When she was young, it looked like Abbie wouldn’t make it past 5 years old.
But Abbie lived until she was 11, and one of her favourite things to do was visiting CHAS.
In 2008, Abbie was diagnosed with metachromatic leukodystrophy. She lost the ability to talk and eat and needed around-the-clock care. Her family turned to CHAS for support and were invited to Robin House, one of our hospices. Mum, Lisa, and Dad, Allen, had trepidation and fear about walking through the doors for the first time. However, as soon as they arrived they knew this was a place full of fun.
Christmas, when the decorations are in full glow, was an absolute favourite time for Abbie and she even got the opportunity to switch on the Christmas lights at Loch Lomond Shores in front of thousands of people.

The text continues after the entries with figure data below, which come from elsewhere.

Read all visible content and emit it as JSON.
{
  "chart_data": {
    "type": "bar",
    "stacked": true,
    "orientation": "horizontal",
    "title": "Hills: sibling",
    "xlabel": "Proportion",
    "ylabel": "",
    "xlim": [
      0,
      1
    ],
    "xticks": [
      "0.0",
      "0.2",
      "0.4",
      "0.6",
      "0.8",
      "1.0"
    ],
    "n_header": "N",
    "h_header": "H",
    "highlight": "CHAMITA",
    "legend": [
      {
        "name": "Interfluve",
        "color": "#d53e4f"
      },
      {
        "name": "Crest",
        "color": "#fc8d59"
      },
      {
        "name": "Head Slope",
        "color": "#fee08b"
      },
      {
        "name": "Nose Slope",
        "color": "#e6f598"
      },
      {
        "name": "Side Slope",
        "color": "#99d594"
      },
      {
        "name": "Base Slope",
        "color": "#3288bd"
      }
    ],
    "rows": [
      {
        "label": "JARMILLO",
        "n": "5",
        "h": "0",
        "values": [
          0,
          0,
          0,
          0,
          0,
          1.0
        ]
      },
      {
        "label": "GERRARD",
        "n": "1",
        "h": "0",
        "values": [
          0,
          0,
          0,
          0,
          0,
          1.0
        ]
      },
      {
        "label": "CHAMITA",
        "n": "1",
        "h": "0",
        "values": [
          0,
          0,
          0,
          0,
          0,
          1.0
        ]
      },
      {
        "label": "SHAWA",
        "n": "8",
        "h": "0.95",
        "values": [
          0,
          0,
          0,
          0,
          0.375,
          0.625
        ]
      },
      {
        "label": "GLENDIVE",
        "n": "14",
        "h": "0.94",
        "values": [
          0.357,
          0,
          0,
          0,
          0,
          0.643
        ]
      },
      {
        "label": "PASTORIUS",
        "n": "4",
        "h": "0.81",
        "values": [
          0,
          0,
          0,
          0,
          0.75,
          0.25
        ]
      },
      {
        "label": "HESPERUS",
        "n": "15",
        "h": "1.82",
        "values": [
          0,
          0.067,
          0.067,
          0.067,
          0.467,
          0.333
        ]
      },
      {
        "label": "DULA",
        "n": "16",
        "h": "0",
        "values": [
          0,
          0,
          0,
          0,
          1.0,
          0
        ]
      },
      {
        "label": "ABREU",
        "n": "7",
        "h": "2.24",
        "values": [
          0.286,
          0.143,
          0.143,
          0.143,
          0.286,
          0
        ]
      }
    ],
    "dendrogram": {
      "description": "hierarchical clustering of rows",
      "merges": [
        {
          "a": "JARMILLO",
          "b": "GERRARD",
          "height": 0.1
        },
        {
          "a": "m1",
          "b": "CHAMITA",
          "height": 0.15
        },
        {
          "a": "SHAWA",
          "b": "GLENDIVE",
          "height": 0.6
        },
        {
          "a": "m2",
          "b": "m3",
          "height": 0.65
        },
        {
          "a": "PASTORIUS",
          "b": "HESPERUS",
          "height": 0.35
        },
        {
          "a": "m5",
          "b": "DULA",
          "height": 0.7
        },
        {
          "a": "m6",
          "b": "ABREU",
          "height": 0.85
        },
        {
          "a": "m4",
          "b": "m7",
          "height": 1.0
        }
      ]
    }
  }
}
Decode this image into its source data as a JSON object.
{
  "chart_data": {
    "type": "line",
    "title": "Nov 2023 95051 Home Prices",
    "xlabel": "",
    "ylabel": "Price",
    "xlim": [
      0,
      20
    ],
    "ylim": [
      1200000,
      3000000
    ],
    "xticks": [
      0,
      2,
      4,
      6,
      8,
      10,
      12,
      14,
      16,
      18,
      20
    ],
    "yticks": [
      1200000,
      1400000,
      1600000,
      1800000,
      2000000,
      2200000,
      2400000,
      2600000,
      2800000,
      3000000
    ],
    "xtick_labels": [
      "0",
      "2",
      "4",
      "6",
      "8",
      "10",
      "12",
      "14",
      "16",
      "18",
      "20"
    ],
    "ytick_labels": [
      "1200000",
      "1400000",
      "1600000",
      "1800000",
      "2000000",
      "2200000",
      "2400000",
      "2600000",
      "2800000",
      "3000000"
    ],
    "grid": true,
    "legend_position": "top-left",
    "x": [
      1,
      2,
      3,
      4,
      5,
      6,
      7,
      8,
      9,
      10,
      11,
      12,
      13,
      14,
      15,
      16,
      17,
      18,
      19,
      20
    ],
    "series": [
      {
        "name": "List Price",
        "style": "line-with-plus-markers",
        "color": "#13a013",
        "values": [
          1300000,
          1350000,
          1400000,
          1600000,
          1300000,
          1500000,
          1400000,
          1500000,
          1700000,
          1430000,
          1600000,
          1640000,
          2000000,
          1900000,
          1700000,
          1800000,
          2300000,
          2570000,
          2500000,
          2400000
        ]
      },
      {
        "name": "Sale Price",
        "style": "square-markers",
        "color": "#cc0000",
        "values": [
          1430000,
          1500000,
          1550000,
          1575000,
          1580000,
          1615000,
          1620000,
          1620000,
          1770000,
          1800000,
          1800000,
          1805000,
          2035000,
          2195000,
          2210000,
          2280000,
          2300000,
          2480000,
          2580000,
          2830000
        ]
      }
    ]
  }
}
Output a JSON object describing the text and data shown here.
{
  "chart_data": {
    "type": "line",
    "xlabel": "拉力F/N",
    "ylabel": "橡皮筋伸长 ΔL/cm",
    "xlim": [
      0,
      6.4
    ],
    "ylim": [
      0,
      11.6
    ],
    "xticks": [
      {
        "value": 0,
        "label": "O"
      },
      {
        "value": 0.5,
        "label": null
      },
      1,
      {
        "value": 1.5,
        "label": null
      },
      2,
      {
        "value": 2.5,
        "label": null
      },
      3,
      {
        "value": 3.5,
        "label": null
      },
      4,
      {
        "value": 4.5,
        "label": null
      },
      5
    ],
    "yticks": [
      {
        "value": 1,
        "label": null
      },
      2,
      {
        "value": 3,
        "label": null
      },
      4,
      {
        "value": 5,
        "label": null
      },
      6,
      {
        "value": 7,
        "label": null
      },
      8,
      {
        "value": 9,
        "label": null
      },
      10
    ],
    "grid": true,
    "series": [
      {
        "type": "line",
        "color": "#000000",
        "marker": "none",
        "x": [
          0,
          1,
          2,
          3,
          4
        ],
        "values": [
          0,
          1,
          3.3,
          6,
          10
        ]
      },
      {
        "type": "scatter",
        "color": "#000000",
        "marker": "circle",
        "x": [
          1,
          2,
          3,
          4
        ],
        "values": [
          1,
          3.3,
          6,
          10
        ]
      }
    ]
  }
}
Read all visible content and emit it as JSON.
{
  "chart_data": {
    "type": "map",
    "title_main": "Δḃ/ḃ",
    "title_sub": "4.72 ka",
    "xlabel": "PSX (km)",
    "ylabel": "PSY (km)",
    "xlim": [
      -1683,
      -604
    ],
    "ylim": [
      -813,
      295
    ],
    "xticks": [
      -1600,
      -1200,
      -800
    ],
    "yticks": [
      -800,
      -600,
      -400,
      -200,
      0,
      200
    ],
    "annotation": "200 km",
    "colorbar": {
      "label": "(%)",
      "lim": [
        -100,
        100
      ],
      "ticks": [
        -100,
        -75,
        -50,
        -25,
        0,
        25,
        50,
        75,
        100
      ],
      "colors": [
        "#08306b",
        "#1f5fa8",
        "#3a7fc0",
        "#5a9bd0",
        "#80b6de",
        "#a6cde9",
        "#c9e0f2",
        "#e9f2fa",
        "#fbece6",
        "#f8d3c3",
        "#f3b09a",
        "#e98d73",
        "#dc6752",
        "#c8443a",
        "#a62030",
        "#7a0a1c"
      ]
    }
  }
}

Her brother and sister Robyn and Sean were big fans of the festivities too and loved joining in with CHAS Christmas trips, activities and parties.
Mum Lisa has over 2,000 photos from their time with CHAS and fondly speaks of those comforting, "memories that will last for us all".

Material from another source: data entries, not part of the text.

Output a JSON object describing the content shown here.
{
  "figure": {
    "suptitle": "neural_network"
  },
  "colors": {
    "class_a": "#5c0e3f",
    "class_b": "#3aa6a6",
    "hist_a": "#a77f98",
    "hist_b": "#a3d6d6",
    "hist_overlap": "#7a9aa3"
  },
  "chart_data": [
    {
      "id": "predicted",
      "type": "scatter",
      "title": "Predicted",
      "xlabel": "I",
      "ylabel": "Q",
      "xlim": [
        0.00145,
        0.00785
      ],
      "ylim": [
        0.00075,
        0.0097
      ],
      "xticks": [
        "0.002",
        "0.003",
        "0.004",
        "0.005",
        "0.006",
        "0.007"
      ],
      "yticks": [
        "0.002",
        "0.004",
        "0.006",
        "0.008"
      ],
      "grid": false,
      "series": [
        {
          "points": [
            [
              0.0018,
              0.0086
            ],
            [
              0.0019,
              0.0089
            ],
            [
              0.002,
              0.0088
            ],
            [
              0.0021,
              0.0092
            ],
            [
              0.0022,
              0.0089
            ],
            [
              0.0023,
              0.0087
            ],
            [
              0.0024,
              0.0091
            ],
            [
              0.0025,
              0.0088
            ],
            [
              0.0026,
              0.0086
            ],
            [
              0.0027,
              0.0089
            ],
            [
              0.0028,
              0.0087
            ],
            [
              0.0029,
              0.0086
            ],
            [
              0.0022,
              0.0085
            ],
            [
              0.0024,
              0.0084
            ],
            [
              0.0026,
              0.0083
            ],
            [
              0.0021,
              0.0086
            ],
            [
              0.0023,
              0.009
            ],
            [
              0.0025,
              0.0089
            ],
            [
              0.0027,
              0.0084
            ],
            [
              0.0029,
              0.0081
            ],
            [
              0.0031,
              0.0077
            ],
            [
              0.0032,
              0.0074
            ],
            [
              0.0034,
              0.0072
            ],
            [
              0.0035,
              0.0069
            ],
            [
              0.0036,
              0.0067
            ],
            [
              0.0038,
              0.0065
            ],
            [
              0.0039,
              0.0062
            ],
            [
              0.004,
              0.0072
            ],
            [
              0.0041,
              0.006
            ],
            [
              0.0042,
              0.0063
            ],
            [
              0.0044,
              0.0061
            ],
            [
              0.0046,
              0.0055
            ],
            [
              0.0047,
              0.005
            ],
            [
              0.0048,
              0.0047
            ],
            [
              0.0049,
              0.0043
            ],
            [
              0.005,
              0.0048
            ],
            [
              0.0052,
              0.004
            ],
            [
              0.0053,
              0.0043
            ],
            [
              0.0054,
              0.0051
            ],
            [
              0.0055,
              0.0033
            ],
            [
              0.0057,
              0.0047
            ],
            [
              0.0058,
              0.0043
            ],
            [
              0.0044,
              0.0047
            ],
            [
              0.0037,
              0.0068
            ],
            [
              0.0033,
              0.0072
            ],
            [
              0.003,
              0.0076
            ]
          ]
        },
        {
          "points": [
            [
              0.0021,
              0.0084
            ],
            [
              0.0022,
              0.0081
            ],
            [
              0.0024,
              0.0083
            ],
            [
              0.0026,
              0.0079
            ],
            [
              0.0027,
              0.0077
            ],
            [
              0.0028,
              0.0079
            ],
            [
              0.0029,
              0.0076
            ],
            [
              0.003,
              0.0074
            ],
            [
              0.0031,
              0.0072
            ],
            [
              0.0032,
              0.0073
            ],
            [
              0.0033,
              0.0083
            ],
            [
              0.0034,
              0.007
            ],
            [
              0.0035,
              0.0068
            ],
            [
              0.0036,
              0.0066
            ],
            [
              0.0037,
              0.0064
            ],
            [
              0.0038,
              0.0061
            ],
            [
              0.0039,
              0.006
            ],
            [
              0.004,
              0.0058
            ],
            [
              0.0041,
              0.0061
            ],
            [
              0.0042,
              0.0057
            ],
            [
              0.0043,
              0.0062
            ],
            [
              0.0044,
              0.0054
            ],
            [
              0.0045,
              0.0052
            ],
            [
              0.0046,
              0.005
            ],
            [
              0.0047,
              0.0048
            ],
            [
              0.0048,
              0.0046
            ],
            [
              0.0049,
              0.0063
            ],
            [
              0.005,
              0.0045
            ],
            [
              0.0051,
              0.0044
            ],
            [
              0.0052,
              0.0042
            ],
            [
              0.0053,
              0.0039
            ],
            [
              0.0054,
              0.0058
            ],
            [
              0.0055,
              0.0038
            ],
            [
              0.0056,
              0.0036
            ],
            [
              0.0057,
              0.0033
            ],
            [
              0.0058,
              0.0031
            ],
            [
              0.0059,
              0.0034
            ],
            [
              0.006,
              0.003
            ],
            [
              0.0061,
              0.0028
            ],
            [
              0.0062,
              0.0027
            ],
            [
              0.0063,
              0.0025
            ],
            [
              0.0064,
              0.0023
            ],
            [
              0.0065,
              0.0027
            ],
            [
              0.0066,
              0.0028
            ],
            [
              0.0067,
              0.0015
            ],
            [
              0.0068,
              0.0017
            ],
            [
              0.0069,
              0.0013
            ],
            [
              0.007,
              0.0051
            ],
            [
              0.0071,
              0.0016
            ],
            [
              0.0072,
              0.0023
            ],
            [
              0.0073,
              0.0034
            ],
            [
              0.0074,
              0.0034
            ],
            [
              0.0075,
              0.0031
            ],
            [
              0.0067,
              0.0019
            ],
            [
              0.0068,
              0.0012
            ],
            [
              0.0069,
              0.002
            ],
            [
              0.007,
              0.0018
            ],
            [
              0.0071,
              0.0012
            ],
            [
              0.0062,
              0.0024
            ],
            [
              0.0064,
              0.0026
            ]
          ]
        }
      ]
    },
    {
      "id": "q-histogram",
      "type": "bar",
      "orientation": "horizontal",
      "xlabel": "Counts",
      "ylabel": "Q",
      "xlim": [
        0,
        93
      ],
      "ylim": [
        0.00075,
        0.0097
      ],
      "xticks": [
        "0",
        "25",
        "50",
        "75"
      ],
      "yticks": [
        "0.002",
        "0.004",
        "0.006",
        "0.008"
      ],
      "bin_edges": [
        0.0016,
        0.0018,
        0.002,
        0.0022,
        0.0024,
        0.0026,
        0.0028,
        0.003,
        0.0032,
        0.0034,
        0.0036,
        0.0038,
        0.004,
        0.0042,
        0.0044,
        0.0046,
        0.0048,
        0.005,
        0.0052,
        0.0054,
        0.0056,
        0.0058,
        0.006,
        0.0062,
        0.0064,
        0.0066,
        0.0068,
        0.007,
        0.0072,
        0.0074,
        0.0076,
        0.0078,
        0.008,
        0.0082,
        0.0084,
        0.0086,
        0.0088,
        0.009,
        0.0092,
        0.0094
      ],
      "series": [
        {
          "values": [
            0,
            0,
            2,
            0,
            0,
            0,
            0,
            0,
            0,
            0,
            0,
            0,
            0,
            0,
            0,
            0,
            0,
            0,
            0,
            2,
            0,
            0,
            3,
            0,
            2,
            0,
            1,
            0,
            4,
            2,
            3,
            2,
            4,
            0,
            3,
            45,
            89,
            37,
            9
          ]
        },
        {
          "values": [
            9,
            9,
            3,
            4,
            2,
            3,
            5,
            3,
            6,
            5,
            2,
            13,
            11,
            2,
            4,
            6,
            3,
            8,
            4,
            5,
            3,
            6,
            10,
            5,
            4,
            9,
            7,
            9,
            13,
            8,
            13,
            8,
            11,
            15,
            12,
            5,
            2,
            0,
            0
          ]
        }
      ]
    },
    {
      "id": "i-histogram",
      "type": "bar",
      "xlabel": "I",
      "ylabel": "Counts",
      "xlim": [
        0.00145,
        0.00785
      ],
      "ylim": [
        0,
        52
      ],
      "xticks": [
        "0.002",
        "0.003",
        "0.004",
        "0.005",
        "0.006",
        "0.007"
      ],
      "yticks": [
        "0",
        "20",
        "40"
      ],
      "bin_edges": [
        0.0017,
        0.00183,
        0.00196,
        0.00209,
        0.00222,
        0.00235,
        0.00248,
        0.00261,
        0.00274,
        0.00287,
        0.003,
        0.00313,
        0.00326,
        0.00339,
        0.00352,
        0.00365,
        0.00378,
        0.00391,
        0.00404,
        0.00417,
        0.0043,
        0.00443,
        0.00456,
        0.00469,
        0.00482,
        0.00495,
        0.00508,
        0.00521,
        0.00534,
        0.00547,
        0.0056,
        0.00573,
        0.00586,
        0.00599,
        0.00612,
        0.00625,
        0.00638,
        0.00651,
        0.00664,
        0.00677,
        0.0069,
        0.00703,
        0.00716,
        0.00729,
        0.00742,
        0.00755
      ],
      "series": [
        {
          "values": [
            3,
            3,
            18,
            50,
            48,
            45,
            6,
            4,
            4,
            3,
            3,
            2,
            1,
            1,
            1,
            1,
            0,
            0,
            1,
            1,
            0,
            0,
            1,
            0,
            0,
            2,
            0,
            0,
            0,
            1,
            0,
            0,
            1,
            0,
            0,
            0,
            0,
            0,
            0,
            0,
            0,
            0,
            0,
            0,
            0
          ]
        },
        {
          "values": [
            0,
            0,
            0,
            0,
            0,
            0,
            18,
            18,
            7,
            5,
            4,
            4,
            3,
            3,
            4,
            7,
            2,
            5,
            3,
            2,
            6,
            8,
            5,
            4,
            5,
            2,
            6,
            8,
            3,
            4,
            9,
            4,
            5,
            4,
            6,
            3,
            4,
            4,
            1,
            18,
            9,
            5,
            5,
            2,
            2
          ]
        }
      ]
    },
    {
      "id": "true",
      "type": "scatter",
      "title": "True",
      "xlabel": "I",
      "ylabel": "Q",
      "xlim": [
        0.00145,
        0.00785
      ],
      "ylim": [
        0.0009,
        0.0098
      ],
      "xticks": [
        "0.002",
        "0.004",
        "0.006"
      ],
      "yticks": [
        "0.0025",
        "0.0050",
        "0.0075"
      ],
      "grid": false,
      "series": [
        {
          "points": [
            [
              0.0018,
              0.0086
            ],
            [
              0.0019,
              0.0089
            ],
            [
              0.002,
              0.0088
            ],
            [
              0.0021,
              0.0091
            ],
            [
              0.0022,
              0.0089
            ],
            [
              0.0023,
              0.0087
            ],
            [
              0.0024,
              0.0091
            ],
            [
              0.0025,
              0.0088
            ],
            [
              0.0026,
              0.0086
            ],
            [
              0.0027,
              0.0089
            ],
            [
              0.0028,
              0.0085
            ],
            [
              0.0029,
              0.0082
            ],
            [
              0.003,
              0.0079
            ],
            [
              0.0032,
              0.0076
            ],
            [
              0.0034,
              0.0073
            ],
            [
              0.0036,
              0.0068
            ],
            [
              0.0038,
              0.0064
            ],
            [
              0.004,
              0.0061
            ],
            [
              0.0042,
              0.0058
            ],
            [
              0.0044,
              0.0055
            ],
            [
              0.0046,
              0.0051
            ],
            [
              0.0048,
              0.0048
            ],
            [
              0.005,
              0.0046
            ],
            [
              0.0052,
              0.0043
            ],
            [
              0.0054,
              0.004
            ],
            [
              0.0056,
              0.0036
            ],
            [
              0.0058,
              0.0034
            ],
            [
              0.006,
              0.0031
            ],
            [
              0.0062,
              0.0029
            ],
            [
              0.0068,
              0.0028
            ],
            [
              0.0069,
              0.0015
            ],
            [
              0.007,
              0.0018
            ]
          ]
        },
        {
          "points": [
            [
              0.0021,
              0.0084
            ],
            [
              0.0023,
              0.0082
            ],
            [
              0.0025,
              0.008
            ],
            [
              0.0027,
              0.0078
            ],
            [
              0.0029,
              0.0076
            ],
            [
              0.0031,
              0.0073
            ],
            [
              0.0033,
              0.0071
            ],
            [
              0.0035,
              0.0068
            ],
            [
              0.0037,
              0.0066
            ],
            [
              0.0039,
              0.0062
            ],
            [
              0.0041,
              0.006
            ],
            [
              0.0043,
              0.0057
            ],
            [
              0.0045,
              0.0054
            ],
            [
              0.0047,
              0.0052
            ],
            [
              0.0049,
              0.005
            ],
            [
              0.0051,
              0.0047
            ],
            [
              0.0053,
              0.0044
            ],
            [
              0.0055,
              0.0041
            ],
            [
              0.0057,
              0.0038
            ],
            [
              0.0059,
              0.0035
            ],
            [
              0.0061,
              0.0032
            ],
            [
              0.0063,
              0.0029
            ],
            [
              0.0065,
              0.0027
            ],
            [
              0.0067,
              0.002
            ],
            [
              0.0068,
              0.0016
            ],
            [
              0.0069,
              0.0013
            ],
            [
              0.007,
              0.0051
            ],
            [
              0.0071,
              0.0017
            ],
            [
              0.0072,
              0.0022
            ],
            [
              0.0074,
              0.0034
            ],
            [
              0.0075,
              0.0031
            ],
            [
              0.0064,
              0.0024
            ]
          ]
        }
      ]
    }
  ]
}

"There’s nothing worse than losing a child. Apart from having to make that journey alone."
At CHAS, we aim to create a place where families can enjoy all the little things that others can often take for granted – things that can’t be done from a hospital bed. In Abbie’s last hours, her brother and sister, Sean and Robyn joined a party to unveil a huge new play castle in the hospice garden. Sean cut the ribbon whilst mum and dad sat with Abbie in her bedroom overlooking the fun taking place outside. And Abbie had a visit from a very special guest, Princess Elsa from Frozen – who popped into her bedroom for a cuddle.

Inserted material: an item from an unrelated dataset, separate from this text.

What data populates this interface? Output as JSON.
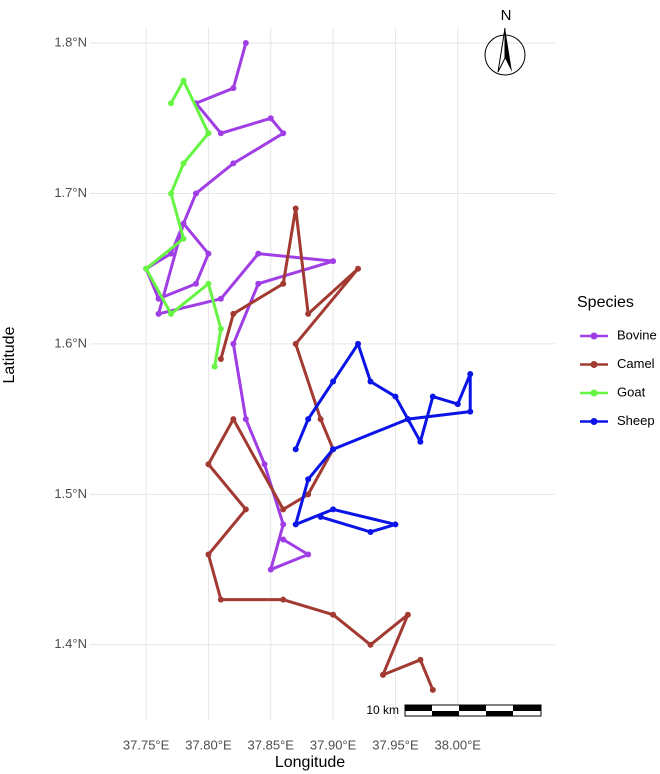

“If someone dies in a hospital or home you have less control. There’s always someone visiting or at the door. But at Robin House they let us do what we needed to do, in our own time,” Lisa said. “In a hospital, you walk in with someone and you have to leave without them. But at Robin House, we were there with Abbie after she died. That was amazing, it was comforting.”
“We wanted to leave with her as a family for her funeral,” Allen added. “It’s what we wanted and it is what we got.”
This will be the Boyd’s first Christmas without Abbie. Of course it will be tough. But we’ll still be there for them – for as long as they need us.
Allen said "When the family was first told about CHAS it was like we were giving in, giving up hope. But it proved me wrong because it made Abbie’s life, it made her love her life more than we could have done for her."
It’s helped her family rediscover happy times too. As her mum, Lisa, says, "Abbie’s no longer with us, but we can all remember the joy and happiness we shared together thanks to CHAS."